MTM

About

MTM (Multi-tissue Transcriptome Mapping) is a unified deep multi-task learning framework that predicts tissue-specific gene expression profiles using any available tissue expression profile from the same donor, such as blood gene expression.

MTM overview

Installation

Software Requirements

  • Python 3.8

  • PyTorch 1.10.2

  • NumPy 1.20.3

  • Pandas 1.2.4

  • scikit-learn 0.24.2

Obtain MTM

Clone the repository:

git clone https://github.com/yangence/MTM.git

Enter the project directory:

cd MTM

Usage

Input Files

Download the following data from the GTEx Portal:

  • Expression data: GTEx_Analysis_2017-06-05_v8_RNASeQCv1.1.9_gene_tpm.gct.gz

  • Sample attributes: GTEx_Analysis_v8_Annotations_SampleAttributesDS.txt

Data Filtering

Filter the downloaded data with the following criteria:

  • Tissue types with at least 50 samples

  • Individuals with at least 2 tissue samples

  • Genes of interest (for example, protein-coding genes)
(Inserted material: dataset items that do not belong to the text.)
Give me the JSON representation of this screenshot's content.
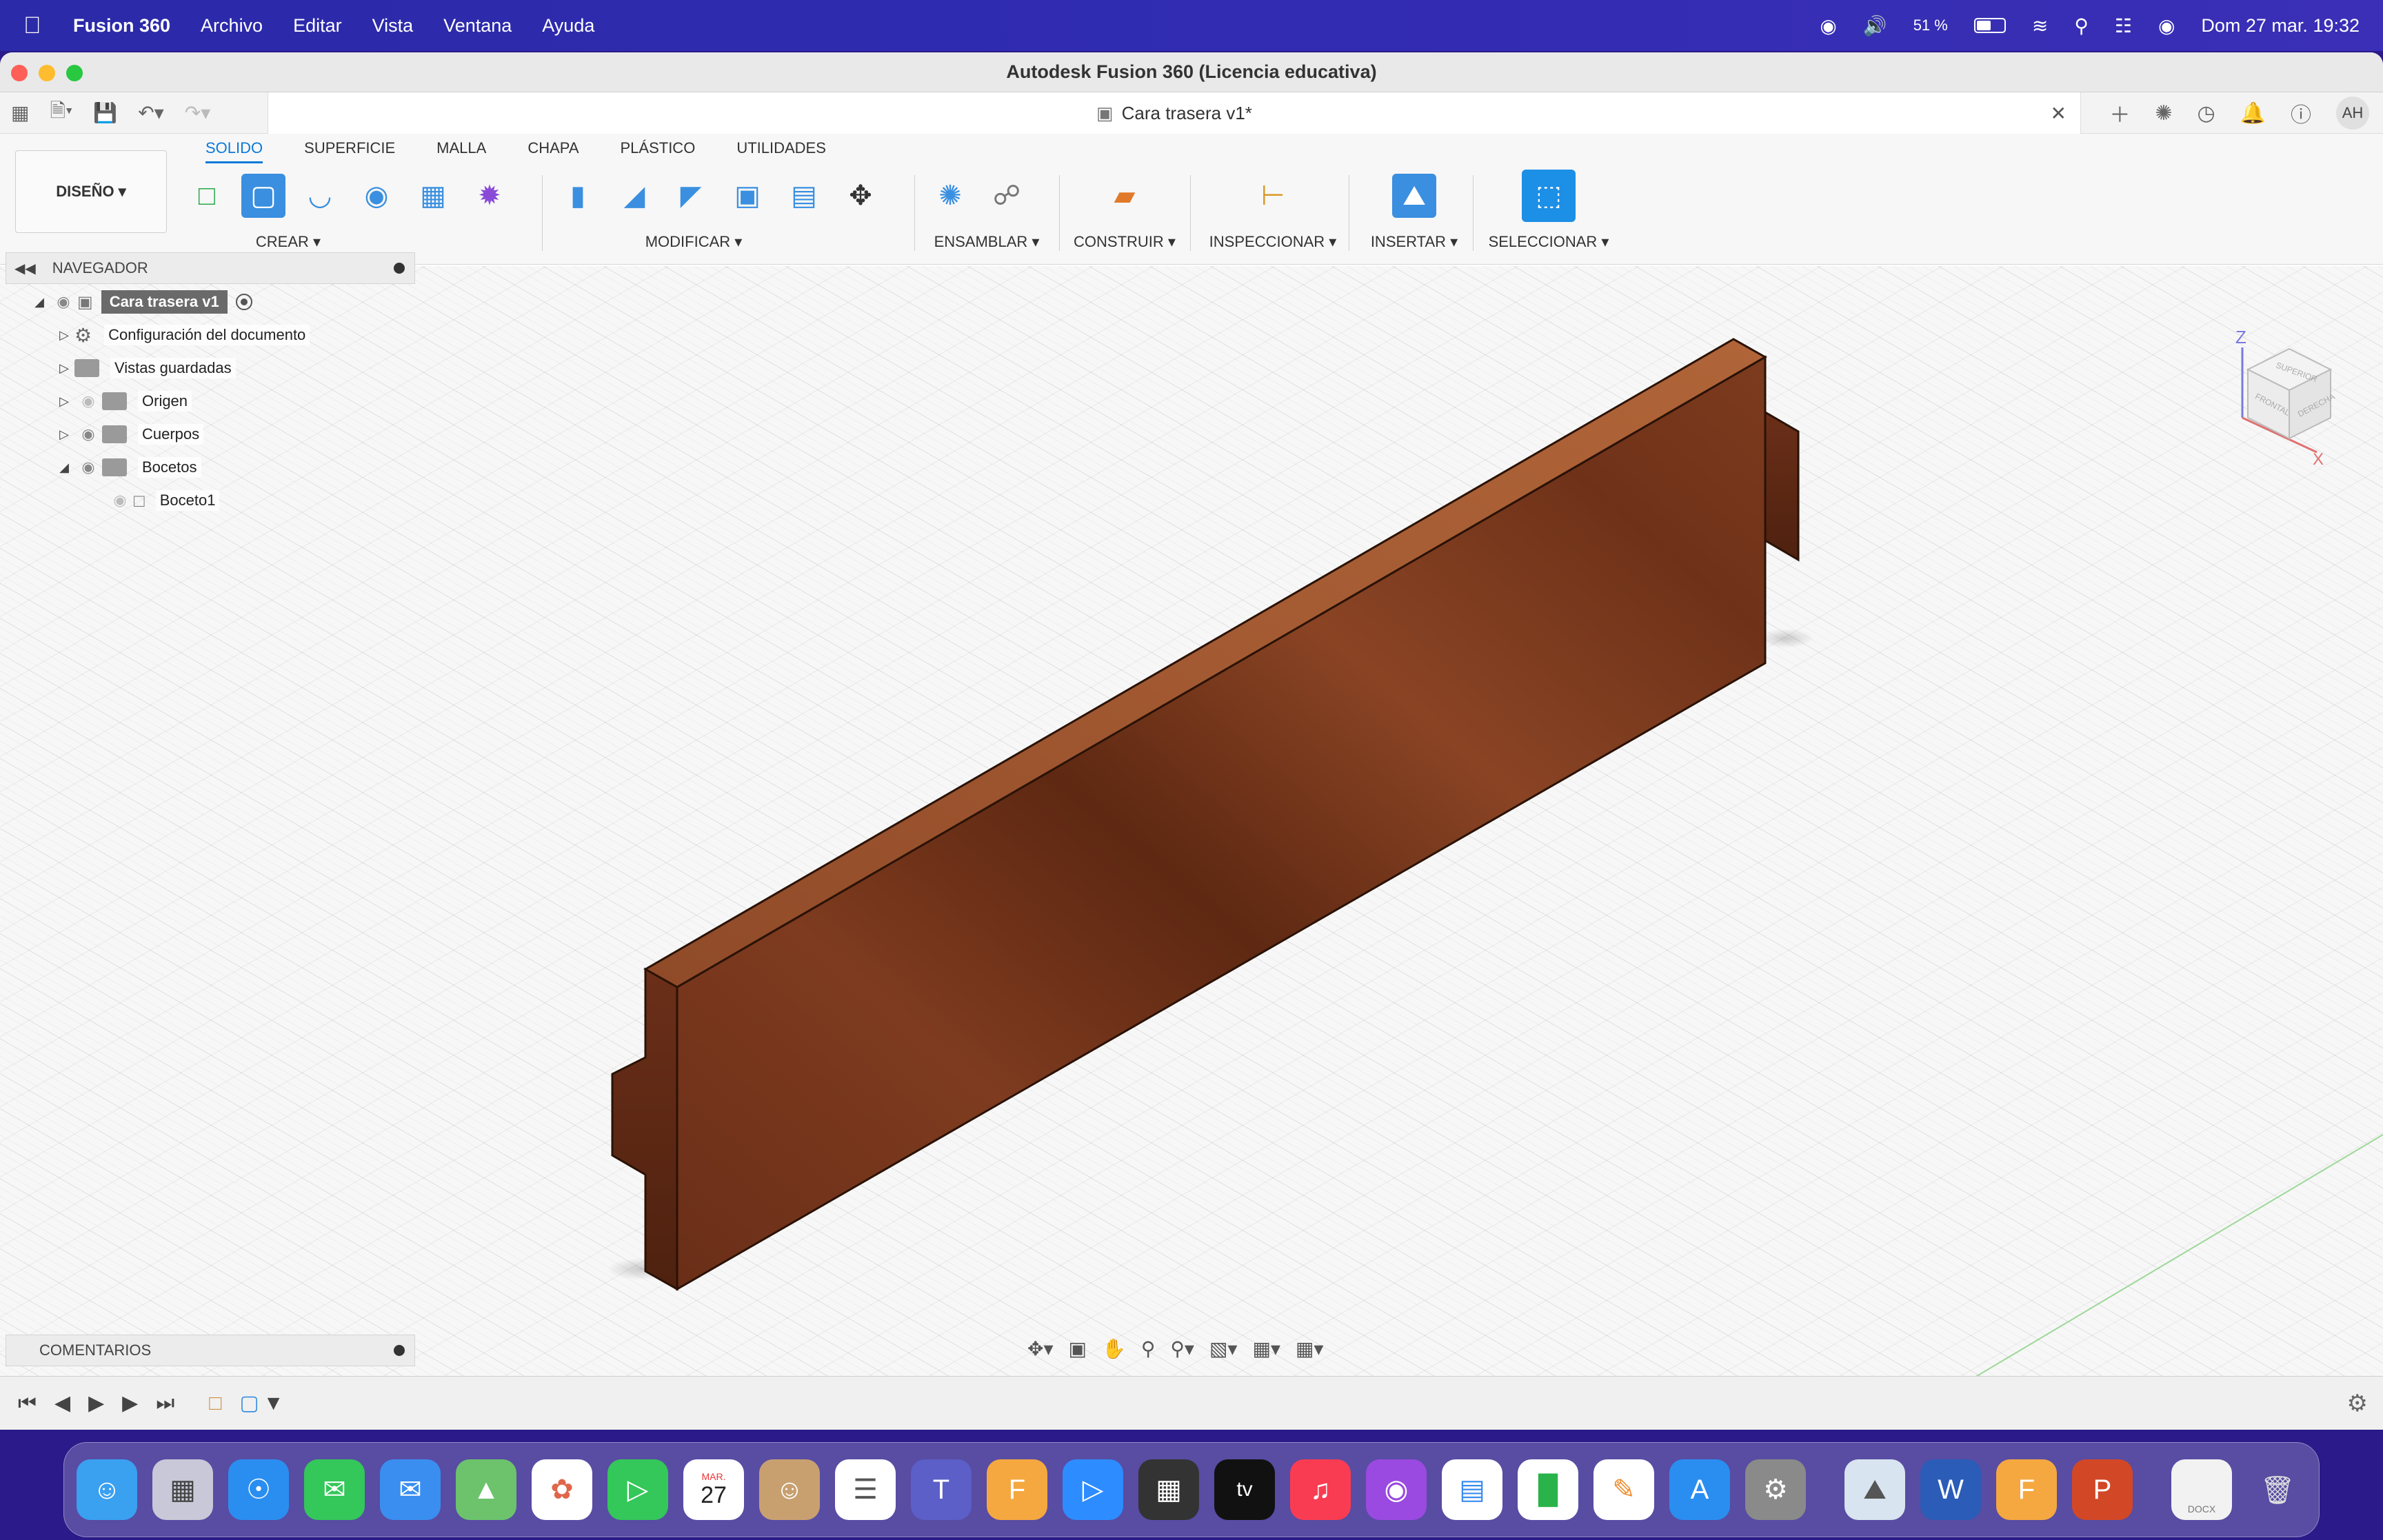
{
  "menubar": {
    "app_name": "Fusion 360",
    "items": [
      "Archivo",
      "Editar",
      "Vista",
      "Ventana",
      "Ayuda"
    ],
    "battery": "51 %",
    "datetime": "Dom 27 mar.  19:32"
  },
  "window": {
    "title": "Autodesk Fusion 360 (Licencia educativa)",
    "doc_tab": "Cara trasera v1*",
    "user_initials": "AH"
  },
  "ribbon": {
    "workspace": "DISEÑO ▾",
    "tabs": [
      "SOLIDO",
      "SUPERFICIE",
      "MALLA",
      "CHAPA",
      "PLÁSTICO",
      "UTILIDADES"
    ],
    "groups": {
      "crear": "CREAR ▾",
      "modificar": "MODIFICAR ▾",
      "ensamblar": "ENSAMBLAR ▾",
      "construir": "CONSTRUIR ▾",
      "inspeccionar": "INSPECCIONAR ▾",
      "insertar": "INSERTAR ▾",
      "seleccionar": "SELECCIONAR ▾"
    }
  },
  "navigator": {
    "title": "NAVEGADOR",
    "root": "Cara trasera v1",
    "nodes": [
      "Configuración del documento",
      "Vistas guardadas",
      "Origen",
      "Cuerpos",
      "Bocetos"
    ],
    "sketch": "Boceto1"
  },
  "comments": {
    "title": "COMENTARIOS"
  },
  "viewcube": {
    "z": "Z",
    "x": "X",
    "top": "SUPERIOR",
    "front": "FRONTAL",
    "right": "DERECHA"
  },
  "dock": {
    "calendar_month": "MAR.",
    "calendar_day": "27",
    "docx_label": "DOCX",
    "tv_label": "tv"
  },
  "colors": {
    "accent": "#0a7ad8",
    "wood_dark": "#5e2a16",
    "wood_mid": "#7a3a1f",
    "wood_light": "#a05a34"
  }
}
Add the donor ID to the sample attributes file as the Subject_id column.

Expected files for training:

File

Description

Expr

Expression matrix (rows = samples, columns = genes)

sample_attr

Sample attributes with tissue type (SMTSD) and individual ID (Subject_id)

gene_id

Filtered gene identifiers

indiv_id

Filtered individual identifiers

tissue_type

Filtered tissue types

Train

python train.py \
	--input_dir ../input_dir \
	--expr GTEx_expr.txt \
	--sample_attr GTEx_sample_attributes.txt \
	--gene_id GTEx_gene_id.txt \
	--indiv_id GTEx_individual_id.txt \
	--tissue_type GTEx_tissue_type.txt \
	--device "cuda:0" \
	--output_dir ../output_dir

Main outputs:

  • Trained model checkpoint under ../${output_dir}/models/

  • Training and validation splits under ../${output_dir}/data_split/

Predict

python predict.py \
	--expr GTEx_expr.txt \
	--sample_attr GTEx_sample_attributes.txt \
	--gene_id GTEx_gene_id.txt \
	--indiv_id GTEx_individual_id.txt \
	--tissue_type GTEx_tissue_type.txt \
	--input_expr GTEx_expr.val_set.Whole_Blood.txt \
	--input_tissue_type "Whole_Blood" \
	--output_tissue_type "Lung" \
	--model_path ../output_dir/models/model_ckpt.tar \
	--output_expr ../output_dir/predicted/GTEx_expr.val_set.Whole_Blood.to.Lung.txt

Main output:

  • Predicted expression profile file for the target tissue

Example Workflow

  1. Preprocess GTEx data by filtering tissues, individuals, and genes.

  2. Train MTM with train.py.

  3. Prepare source-tissue input expression (for example Whole_Blood) for validation individuals.

  4. Run prediction with predict.py for the target tissue.

License

MTM is licensed under the terms included in its repository LICENSE file:

https://github.com/yangence/MTM/blob/main/LICENSE

Citation

If you use MTM in your research, cite:

He G, Chen M, Bian Y, et al. MTM: a multi-task learning framework to predict individualized tissue gene expression profiles. Bioinformatics, 2023, 39(6): btad363.